Enquanto as cidades eram evacuadas à força (e às pressas) para a construção da "Três Gargantas", luxuosos barcos navegam pelo lendário rio Yangtze levando turistas cheios da grana, muitas vezes ingleses e americanos, como o documentário retrata (não sem ironia e amargura).
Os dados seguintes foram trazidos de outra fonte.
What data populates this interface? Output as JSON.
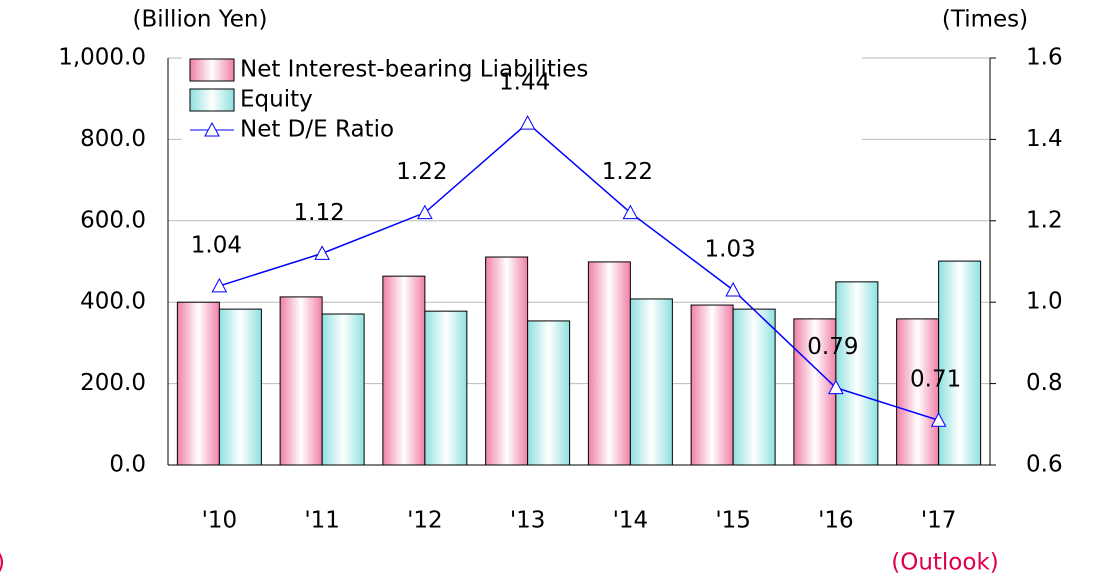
{
  "chart_data": {
    "type": "bar",
    "y_label": "(Billion Yen)",
    "y2_label": "(Times)",
    "categories": [
      "'10",
      "'11",
      "'12",
      "'13",
      "'14",
      "'15",
      "'16",
      "'17"
    ],
    "series": [
      {
        "name": "Net Interest-bearing Liabilities",
        "color": "#f080a8",
        "values": [
          400,
          413,
          464,
          511,
          499,
          393,
          359,
          359
        ]
      },
      {
        "name": "Equity",
        "color": "#8fe0e0",
        "values": [
          383,
          371,
          378,
          354,
          408,
          383,
          450,
          501
        ]
      },
      {
        "name": "Net D/E Ratio",
        "color": "#0000ff",
        "type": "line",
        "axis": "y2",
        "values": [
          1.04,
          1.12,
          1.22,
          1.44,
          1.22,
          1.03,
          0.79,
          0.71
        ]
      }
    ],
    "ylim": [
      0,
      1000
    ],
    "yticks": [
      {
        "value": 0,
        "label": "0.0"
      },
      {
        "value": 200,
        "label": "200.0"
      },
      {
        "value": 400,
        "label": "400.0"
      },
      {
        "value": 600,
        "label": "600.0"
      },
      {
        "value": 800,
        "label": "800.0"
      },
      {
        "value": 1000,
        "label": "1,000.0"
      }
    ],
    "y2lim": [
      0.6,
      1.6
    ],
    "y2ticks": [
      0.6,
      0.8,
      {
        "value": 1.0,
        "label": "1.0"
      },
      1.2,
      1.4,
      1.6
    ],
    "grid": true,
    "legend": "top-left",
    "annotations": [
      ")",
      "(Outlook)"
    ]
  }
}
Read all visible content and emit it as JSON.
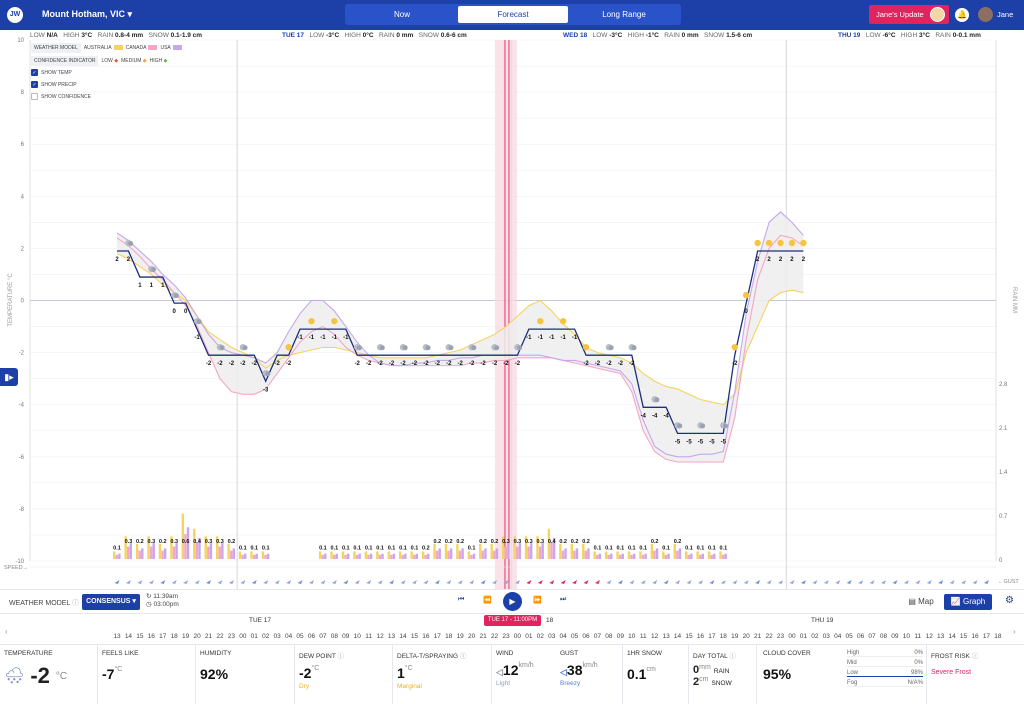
{
  "app": {
    "logo": "JW",
    "location": "Mount Hotham, VIC",
    "tabs": [
      "Now",
      "Forecast",
      "Long Range"
    ],
    "active_tab": "Forecast",
    "update_button": "Jane's Update",
    "user_name": "Jane"
  },
  "day_strip": [
    {
      "day": "",
      "low": "N/A",
      "high": "3°C",
      "rain": "0.8-4 mm",
      "snow": "0.1-1.9 cm"
    },
    {
      "day": "TUE 17",
      "low": "-3°C",
      "high": "0°C",
      "rain": "0 mm",
      "snow": "0.6-6 cm"
    },
    {
      "day": "WED 18",
      "low": "-3°C",
      "high": "-1°C",
      "rain": "0 mm",
      "snow": "1.5-6 cm"
    },
    {
      "day": "THU 19",
      "low": "-6°C",
      "high": "3°C",
      "rain": "0-0.1 mm",
      "snow": ""
    }
  ],
  "legend": {
    "weather_model_label": "WEATHER MODEL",
    "models": [
      "AUSTRALIA",
      "CANADA",
      "USA"
    ],
    "model_colors": [
      "#f3d460",
      "#f4a6c6",
      "#c7a6ee"
    ],
    "confidence_label": "CONFIDENCE INDICATOR",
    "confidence": [
      "LOW",
      "MEDIUM",
      "HIGH"
    ],
    "confidence_colors": [
      "#e3542f",
      "#f2a23a",
      "#5fb84a"
    ],
    "checks": [
      {
        "label": "SHOW TEMP",
        "on": true
      },
      {
        "label": "SHOW PRECIP",
        "on": true
      },
      {
        "label": "SHOW CONFIDENCE",
        "on": false
      }
    ]
  },
  "axis_labels": {
    "left": "TEMPERATURE °C",
    "right": "RAIN MM",
    "speed": "SPEED→",
    "gust": "←GUST"
  },
  "chart_data": {
    "type": "line",
    "xlabel": "",
    "ylabel": "TEMPERATURE °C",
    "ylim": [
      -10,
      10
    ],
    "yticks": [
      10,
      8,
      6,
      4,
      2,
      0,
      -2,
      -4,
      -6,
      -8,
      -10
    ],
    "y2label": "RAIN MM",
    "y2ticks": [
      2.8,
      2.1,
      1.4,
      0.7,
      0
    ],
    "y2lim": [
      0,
      2.8
    ],
    "hours_start": 13,
    "temperature_consensus": [
      2,
      2,
      1,
      1,
      1,
      0,
      0,
      -1,
      -2,
      -2,
      -2,
      -2,
      -2,
      -3,
      -2,
      -2,
      -1,
      -1,
      -1,
      -1,
      -1,
      -2,
      -2,
      -2,
      -2,
      -2,
      -2,
      -2,
      -2,
      -2,
      -2,
      -2,
      -2,
      -2,
      -2,
      -2,
      -1,
      -1,
      -1,
      -1,
      -1,
      -2,
      -2,
      -2,
      -2,
      -2,
      -4,
      -4,
      -4,
      -5,
      -5,
      -5,
      -5,
      -5,
      -2,
      0,
      2,
      2,
      2,
      2,
      2
    ],
    "temperature_labels": [
      "2",
      "2",
      "1",
      "1",
      "1",
      "0",
      "0",
      "-1",
      "-2",
      "-2",
      "-2",
      "-2",
      "-2",
      "-3",
      "-2",
      "-2",
      "-1",
      "-1",
      "-1",
      "-1",
      "-1",
      "-2",
      "-2",
      "-2",
      "-2",
      "-2",
      "-2",
      "-2",
      "-2",
      "-2",
      "-2",
      "-2",
      "-2",
      "-2",
      "-2",
      "-2",
      "-1",
      "-1",
      "-1",
      "-1",
      "-1",
      "-2",
      "-2",
      "-2",
      "-2",
      "-2",
      "-4",
      "-4",
      "-4",
      "-5",
      "-5",
      "-5",
      "-5",
      "-5",
      "-2",
      "0",
      "2",
      "2",
      "2",
      "2",
      "2"
    ],
    "series": [
      {
        "name": "AUSTRALIA",
        "values": [
          1.8,
          1.6,
          1.3,
          1,
          0.6,
          0.3,
          0,
          -0.6,
          -1.2,
          -1.5,
          -1.8,
          -2,
          -2.2,
          -2.6,
          -2.3,
          -2.1,
          -2,
          -1.9,
          -1.8,
          -1.8,
          -1.9,
          -2,
          -2.1,
          -2.2,
          -2.2,
          -2.2,
          -2.2,
          -2.2,
          -2.1,
          -2,
          -1.9,
          -1.7,
          -1.5,
          -1.3,
          -1,
          -0.6,
          -0.2,
          0,
          -0.4,
          -0.9,
          -1.3,
          -1.8,
          -2,
          -2.1,
          -2.2,
          -2.4,
          -2.8,
          -3.1,
          -3.3,
          -3.4,
          -3.6,
          -3.8,
          -3.9,
          -4,
          -3.6,
          -2,
          -1,
          0,
          0.3,
          0.4,
          0.3
        ]
      },
      {
        "name": "CANADA",
        "values": [
          2.4,
          2.1,
          1.7,
          1.2,
          0.8,
          0.3,
          -0.2,
          -1,
          -2,
          -3,
          -3.5,
          -3.6,
          -3.6,
          -3.4,
          -2.8,
          -2.2,
          -1.6,
          -1.2,
          -1,
          -1.3,
          -1.8,
          -2.1,
          -2.3,
          -2.4,
          -2.5,
          -2.5,
          -2.5,
          -2.5,
          -2.5,
          -2.5,
          -2.5,
          -2.4,
          -2.4,
          -2.3,
          -2.3,
          -2.2,
          -2.2,
          -2.2,
          -2.2,
          -2.3,
          -2.4,
          -2.5,
          -2.6,
          -2.7,
          -2.8,
          -3.5,
          -5,
          -5.8,
          -6.1,
          -6.2,
          -6.2,
          -6.2,
          -6.2,
          -6.2,
          -4.5,
          -1.5,
          0.8,
          2,
          2.5,
          2.4,
          2.1
        ]
      },
      {
        "name": "USA",
        "values": [
          2.6,
          2.3,
          1.9,
          1.5,
          1,
          0.6,
          0.1,
          -0.6,
          -1.3,
          -1.8,
          -2,
          -2.1,
          -2.2,
          -2.4,
          -2,
          -1.2,
          -0.5,
          0,
          0,
          -0.4,
          -1,
          -1.6,
          -2.1,
          -2.4,
          -2.5,
          -2.5,
          -2.4,
          -2.4,
          -2.3,
          -2.3,
          -2.2,
          -2.2,
          -2.1,
          -2.1,
          -2.1,
          -2.1,
          -2.1,
          -2.1,
          -2.2,
          -2.3,
          -2.3,
          -2.4,
          -2.5,
          -2.6,
          -2.7,
          -3.2,
          -4.6,
          -5.6,
          -5.9,
          -6,
          -6,
          -5.9,
          -5.9,
          -5.8,
          -3.5,
          -0.5,
          1.5,
          3,
          3.4,
          3,
          2.5
        ]
      }
    ],
    "precip_labels": [
      "0.1",
      "0.3",
      "0.2",
      "0.3",
      "0.2",
      "0.3",
      "0.6",
      "0.4",
      "0.3",
      "0.3",
      "0.2",
      "0.1",
      "0.1",
      "0.1",
      "0.1",
      "0.1",
      "0.1",
      "0.1",
      "0.1",
      "0.1",
      "0.1",
      "0.1",
      "0.1",
      "0.2",
      "0.2",
      "0.2",
      "0.2",
      "0.1",
      "0.2",
      "0.2",
      "0.3",
      "0.3",
      "0.3",
      "0.3",
      "0.4",
      "0.2",
      "0.2",
      "0.2",
      "0.1",
      "0.1",
      "0.1",
      "0.1",
      "0.1",
      "0.2",
      "0.1",
      "0.2",
      "0.1",
      "0.1",
      "0.1",
      "0.1"
    ],
    "precip": [
      0.1,
      0.3,
      0.2,
      0.3,
      0.2,
      0.3,
      0.6,
      0.4,
      0.3,
      0.3,
      0.2,
      0.1,
      0.1,
      0.1,
      0,
      0,
      0,
      0,
      0.1,
      0.1,
      0.1,
      0.1,
      0.1,
      0.1,
      0.1,
      0.1,
      0.1,
      0.1,
      0.2,
      0.2,
      0.2,
      0.1,
      0.2,
      0.2,
      0.3,
      0.3,
      0.3,
      0.3,
      0.4,
      0.2,
      0.2,
      0.2,
      0.1,
      0.1,
      0.1,
      0.1,
      0.1,
      0.2,
      0.1,
      0.2,
      0.1,
      0.1,
      0.1,
      0.1,
      0,
      0,
      0,
      0,
      0,
      0,
      0
    ],
    "day_markers": [
      "TUE 17",
      "WED 18",
      "THU 19"
    ],
    "current_time_label": "TUE 17 - 11:00PM",
    "grid": true
  },
  "controls": {
    "weather_model_label": "WEATHER MODEL",
    "model": "CONSENSUS",
    "updated": "11:39am",
    "next_update": "03:00pm",
    "map_label": "Map",
    "graph_label": "Graph"
  },
  "timeline": {
    "days": [
      "TUE 17",
      "18",
      "THU 19"
    ],
    "marker": "TUE 17 - 11:00PM",
    "hours": [
      "13",
      "14",
      "15",
      "16",
      "17",
      "18",
      "19",
      "20",
      "21",
      "22",
      "23",
      "00",
      "01",
      "02",
      "03",
      "04",
      "05",
      "06",
      "07",
      "08",
      "09",
      "10",
      "11",
      "12",
      "13",
      "14",
      "15",
      "16",
      "17",
      "18",
      "19",
      "20",
      "21",
      "22",
      "23",
      "00",
      "01",
      "02",
      "03",
      "04",
      "05",
      "06",
      "07",
      "08",
      "09",
      "10",
      "11",
      "12",
      "13",
      "14",
      "15",
      "16",
      "17",
      "18",
      "19",
      "20",
      "21",
      "22",
      "23",
      "00",
      "01",
      "02",
      "03",
      "04",
      "05",
      "06",
      "07",
      "08",
      "09",
      "10",
      "11",
      "12",
      "13",
      "14",
      "15",
      "16",
      "17",
      "18",
      "19",
      "20",
      "21",
      "22",
      "23"
    ]
  },
  "observations": {
    "temperature": {
      "label": "TEMPERATURE",
      "value": "-2",
      "unit": "°C"
    },
    "feels_like": {
      "label": "FEELS LIKE",
      "value": "-7",
      "unit": "°C"
    },
    "humidity": {
      "label": "HUMIDITY",
      "value": "92%"
    },
    "dew_point": {
      "label": "DEW POINT",
      "value": "-2",
      "unit": "°C",
      "sub": "Dry",
      "sub_color": "#e8b321"
    },
    "delta_t": {
      "label": "DELTA-T/SPRAYING",
      "value": "1",
      "unit": "°C",
      "sub": "Marginal",
      "sub_color": "#e8b321"
    },
    "wind": {
      "label": "WIND",
      "value": "12",
      "unit": "km/h",
      "sub": "Light",
      "sub_color": "#8aa0c8"
    },
    "gust": {
      "label": "GUST",
      "value": "38",
      "unit": "km/h",
      "sub": "Breezy",
      "sub_color": "#5a7fd6"
    },
    "snow_1hr": {
      "label": "1HR SNOW",
      "value": "0.1",
      "unit": "cm"
    },
    "day_total": {
      "label": "DAY TOTAL",
      "rain_value": "0",
      "rain_unit": "mm",
      "rain_label": "RAIN",
      "snow_value": "2",
      "snow_unit": "cm",
      "snow_label": "SNOW"
    },
    "cloud_cover": {
      "label": "CLOUD COVER",
      "value": "95%",
      "rows": [
        {
          "name": "High",
          "value": "0%"
        },
        {
          "name": "Mid",
          "value": "0%"
        },
        {
          "name": "Low",
          "value": "98%"
        },
        {
          "name": "Fog",
          "value": "N/A%"
        }
      ]
    },
    "frost_risk": {
      "label": "FROST RISK",
      "sub": "Severe Frost",
      "sub_color": "#e0245e"
    }
  }
}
Estes gringos bufunfados estão ali para conhecer lugares que desaparecerão debaixo da água --- são as "farewell tours" que tanto "amusement" trazem às dondocas e playboys do Ocidente, felizes também por verem as luzes coloridas da discòteque e as batidas tecno-poperô invadirem Pequim...
Como conta uma piada chinesa, a China, depois de ter chegado à encruzilhada "capitalismo ou socialismo", vendo-se na necessidade de escolher um dos caminhos, deu uma piscadela para o empresário estadunidense que lhe acompanhava no banco de trás da limusine e disse: "vamos juntos para a direita, meu caro, rumo ao capitalismo, mas vamos deixar a seta ligada pra esquerda, piscando o tempo todo, como se estivéssemos indo para o socialismo!" É só uma piada, mas será mesmo só isso?
Up the Yangtze: baixem (legendado em inglês) e assistam! É a China atual fotografada com a perspicácia e a profundeza que tem sido mérito recorrente de quase tudo lançado pela Zeitgeist Films.